In traditional finance, one can obtain a loan if they have a fraction of the borrowed amount to put up as collateral. One would expect the same to apply to decentralized finance, yet that is not the case. Instead, users often put up 150% – or more – of the amount they want to borrow. If one has more liquidity than is needed to borrow, it doesn’t make much sense to take out a loan.

Unfortunately, the high loan collateralization rates are a standard in decentralized finance. The use of volatile crypto assets warrants a “buffer” of sorts. Markets can turn around on a dime and will often turn bearish when people least expect it. That process devalues the collateral and loan ratio, forcing protocols to adopt a very cautious approach. Thankfully, things will improve soon through Open Protocol.

The new DeFi protocol, designed by the Hashstack team, will introduce new loan collateralization opportunities. Users have to put up one-third of the amount they want to borrow, introducing undercollateralized loans to a global audience. Moreover, users can withdraw 70% of their collateral after acquiring a loan and use the remaining funds as working capital on the platform.
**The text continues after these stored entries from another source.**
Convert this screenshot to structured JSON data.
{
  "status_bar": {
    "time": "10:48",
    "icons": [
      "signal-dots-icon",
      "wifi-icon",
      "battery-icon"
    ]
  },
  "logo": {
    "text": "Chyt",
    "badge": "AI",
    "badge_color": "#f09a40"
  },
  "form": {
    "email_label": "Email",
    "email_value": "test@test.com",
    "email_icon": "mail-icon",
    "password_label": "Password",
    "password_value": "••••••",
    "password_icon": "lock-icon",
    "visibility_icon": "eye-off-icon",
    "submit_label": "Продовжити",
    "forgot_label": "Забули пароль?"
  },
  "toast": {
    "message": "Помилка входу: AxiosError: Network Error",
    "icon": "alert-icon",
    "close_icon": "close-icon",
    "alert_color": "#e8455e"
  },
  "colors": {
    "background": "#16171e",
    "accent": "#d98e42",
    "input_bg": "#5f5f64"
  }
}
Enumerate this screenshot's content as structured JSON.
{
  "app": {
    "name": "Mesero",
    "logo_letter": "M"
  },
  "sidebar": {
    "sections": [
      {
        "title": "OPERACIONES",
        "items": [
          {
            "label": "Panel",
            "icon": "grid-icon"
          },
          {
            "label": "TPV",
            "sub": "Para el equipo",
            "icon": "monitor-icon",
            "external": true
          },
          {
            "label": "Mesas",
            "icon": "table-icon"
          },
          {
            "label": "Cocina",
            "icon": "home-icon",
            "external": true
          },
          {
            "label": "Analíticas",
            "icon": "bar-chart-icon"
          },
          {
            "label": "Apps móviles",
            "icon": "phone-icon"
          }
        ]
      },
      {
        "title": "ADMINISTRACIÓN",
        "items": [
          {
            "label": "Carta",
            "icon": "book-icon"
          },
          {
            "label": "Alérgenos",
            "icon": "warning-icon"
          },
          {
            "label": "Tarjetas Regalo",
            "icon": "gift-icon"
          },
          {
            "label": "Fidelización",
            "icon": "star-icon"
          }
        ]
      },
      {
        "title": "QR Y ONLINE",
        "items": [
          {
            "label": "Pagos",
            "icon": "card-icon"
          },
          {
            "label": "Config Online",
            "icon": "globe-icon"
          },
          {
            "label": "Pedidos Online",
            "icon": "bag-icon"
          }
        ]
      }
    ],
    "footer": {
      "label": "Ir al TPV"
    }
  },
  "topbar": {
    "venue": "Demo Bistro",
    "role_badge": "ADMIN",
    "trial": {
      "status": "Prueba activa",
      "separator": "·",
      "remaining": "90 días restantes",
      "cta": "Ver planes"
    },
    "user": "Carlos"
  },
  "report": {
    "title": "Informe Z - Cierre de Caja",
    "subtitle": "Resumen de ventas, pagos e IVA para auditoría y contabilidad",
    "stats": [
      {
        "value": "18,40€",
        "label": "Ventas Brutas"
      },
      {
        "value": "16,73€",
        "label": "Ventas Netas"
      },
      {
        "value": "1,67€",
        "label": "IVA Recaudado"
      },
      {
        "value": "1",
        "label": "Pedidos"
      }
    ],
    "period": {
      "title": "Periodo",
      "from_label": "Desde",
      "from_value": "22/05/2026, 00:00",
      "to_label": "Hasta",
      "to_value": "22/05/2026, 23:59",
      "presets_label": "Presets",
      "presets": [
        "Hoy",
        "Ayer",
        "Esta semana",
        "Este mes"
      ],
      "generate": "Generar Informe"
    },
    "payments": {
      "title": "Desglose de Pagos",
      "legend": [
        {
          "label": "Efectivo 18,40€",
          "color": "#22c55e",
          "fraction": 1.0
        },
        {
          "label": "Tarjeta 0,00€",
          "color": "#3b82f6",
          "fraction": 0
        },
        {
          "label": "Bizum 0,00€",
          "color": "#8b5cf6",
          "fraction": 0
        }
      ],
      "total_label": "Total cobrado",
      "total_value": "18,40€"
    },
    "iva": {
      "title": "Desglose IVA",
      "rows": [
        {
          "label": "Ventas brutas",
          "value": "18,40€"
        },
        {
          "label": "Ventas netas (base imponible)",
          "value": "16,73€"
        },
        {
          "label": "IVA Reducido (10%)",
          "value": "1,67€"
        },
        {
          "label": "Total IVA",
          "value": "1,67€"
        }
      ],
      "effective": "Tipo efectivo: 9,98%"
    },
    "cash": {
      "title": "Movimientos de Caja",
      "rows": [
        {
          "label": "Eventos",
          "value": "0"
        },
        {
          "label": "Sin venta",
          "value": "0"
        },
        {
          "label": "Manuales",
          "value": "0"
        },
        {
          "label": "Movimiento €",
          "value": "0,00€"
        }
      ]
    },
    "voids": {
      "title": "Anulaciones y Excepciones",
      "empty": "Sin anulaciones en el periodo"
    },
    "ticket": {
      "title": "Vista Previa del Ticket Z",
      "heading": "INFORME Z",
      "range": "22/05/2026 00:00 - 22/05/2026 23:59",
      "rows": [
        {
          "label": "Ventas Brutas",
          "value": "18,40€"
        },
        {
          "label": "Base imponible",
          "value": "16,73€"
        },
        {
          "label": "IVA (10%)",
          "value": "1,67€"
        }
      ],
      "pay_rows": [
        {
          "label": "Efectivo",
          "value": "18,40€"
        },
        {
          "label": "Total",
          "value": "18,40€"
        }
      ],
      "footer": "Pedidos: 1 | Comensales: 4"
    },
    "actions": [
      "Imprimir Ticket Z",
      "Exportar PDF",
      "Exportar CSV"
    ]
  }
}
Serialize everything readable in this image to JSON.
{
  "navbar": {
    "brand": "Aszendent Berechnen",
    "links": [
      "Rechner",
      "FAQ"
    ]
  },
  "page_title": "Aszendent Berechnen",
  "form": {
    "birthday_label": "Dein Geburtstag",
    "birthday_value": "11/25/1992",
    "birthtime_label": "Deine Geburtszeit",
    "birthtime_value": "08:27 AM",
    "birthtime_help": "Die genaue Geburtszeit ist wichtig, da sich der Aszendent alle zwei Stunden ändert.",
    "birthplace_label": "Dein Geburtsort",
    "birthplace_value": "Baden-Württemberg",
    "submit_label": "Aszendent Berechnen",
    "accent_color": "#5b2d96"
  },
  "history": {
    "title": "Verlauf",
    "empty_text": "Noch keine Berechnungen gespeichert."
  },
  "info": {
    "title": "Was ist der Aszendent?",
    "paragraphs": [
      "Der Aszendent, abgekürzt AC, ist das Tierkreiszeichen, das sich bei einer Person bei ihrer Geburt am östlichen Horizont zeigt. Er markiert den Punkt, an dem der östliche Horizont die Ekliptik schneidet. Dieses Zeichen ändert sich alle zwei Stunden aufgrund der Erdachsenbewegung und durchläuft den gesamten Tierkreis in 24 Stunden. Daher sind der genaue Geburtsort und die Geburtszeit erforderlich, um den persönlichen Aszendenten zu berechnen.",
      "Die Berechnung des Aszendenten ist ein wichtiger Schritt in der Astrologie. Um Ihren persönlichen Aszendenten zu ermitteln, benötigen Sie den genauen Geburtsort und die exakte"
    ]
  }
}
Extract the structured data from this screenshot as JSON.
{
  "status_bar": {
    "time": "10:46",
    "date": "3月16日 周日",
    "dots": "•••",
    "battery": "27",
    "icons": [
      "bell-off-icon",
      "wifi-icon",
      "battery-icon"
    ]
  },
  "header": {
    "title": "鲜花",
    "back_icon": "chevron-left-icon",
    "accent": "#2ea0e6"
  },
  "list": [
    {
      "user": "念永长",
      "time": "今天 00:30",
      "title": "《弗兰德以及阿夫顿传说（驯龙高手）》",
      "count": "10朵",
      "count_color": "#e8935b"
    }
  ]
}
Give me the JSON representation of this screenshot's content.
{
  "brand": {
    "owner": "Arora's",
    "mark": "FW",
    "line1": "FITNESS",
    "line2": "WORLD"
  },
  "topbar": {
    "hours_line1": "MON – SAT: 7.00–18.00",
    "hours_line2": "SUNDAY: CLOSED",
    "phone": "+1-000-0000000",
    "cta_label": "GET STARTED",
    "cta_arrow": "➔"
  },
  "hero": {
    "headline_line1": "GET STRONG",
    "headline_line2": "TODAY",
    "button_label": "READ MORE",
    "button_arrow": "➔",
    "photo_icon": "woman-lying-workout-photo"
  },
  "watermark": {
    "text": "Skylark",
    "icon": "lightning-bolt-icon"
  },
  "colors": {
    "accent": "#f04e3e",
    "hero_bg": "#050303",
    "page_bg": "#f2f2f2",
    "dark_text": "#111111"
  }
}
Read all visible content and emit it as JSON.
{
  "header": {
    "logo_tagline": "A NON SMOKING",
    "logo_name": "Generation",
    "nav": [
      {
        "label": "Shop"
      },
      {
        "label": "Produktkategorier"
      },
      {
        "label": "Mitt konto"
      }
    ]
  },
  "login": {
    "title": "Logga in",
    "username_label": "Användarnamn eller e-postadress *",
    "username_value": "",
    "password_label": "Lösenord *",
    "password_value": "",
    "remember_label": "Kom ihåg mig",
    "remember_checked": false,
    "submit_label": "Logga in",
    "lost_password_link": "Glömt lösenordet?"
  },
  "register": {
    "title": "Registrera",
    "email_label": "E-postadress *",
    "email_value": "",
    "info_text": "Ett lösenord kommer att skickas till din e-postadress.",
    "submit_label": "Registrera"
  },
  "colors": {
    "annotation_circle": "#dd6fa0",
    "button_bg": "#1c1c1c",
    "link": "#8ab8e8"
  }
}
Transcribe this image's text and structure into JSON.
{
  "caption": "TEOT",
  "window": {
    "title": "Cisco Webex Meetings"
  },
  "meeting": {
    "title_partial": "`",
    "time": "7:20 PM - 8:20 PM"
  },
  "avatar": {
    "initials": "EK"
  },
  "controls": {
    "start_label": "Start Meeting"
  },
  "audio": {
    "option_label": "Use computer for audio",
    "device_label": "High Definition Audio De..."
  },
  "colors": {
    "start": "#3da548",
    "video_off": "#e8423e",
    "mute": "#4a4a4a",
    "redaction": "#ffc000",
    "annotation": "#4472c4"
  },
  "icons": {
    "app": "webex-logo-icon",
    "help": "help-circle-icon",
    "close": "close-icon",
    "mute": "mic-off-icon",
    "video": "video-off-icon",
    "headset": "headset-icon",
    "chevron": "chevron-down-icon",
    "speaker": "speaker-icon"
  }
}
Moreover, Hashstack introduces a new mechanism for the eternal scalability of storage and logic of smart contracts. That will catalyze the utilization of the trading capital locked within the Open Protocol. The mechanism will be submitted as an Ethereum Improvement Proposal – EIP-9000 – and foster secure and upgradeable smart contract deployment. A welcome change for DeFi, as Hashstack can integrate an unlimited number of dApps with Open Protocol without making any major changes to existing projects.

Open Protocol Public Testnet Launch

The solution by Hashstack is currently live on the public testnet. Users can experiment with Open Protocol and provide feedback to enhance the appeal of this new protocol. The team has worked hard on an improved user interface, combining base interest rates summed with an algorithmic determinant kept constant for up to seven days, and improved transparency.

Hashstack Finance Founder Vinay Kumar comments:

Our public testnet has attracted over US$5 million in total value locked (TVL) immediately after going live. The public testnet release marks a significant accomplishment in Hashstack’s roadmap as we prepare to launch the Open Protocol mainnet later in the second quarter of 2022.

The new loan collateralization ratio maintained by open Protocol hints at a bright future for decentralized finance. However, the industry still suffers from many inefficiencies that need to be resolved. Open Protocol addresses some of those pain points, including enhancing effective asset utilization and compartmentalizing APY and APR.

It will be interesting to see which Dapps integrate with Hashstack and Open Protocol. PancakeSwap has been confirmed, and will improve loan utilization as borrowers can swap borrowed assets for any other crypto asset within the same interface. For now, Open Protocol focuses on BTC, SUDT, USDC, BNB, and HASH, with more tokens to be added in the future.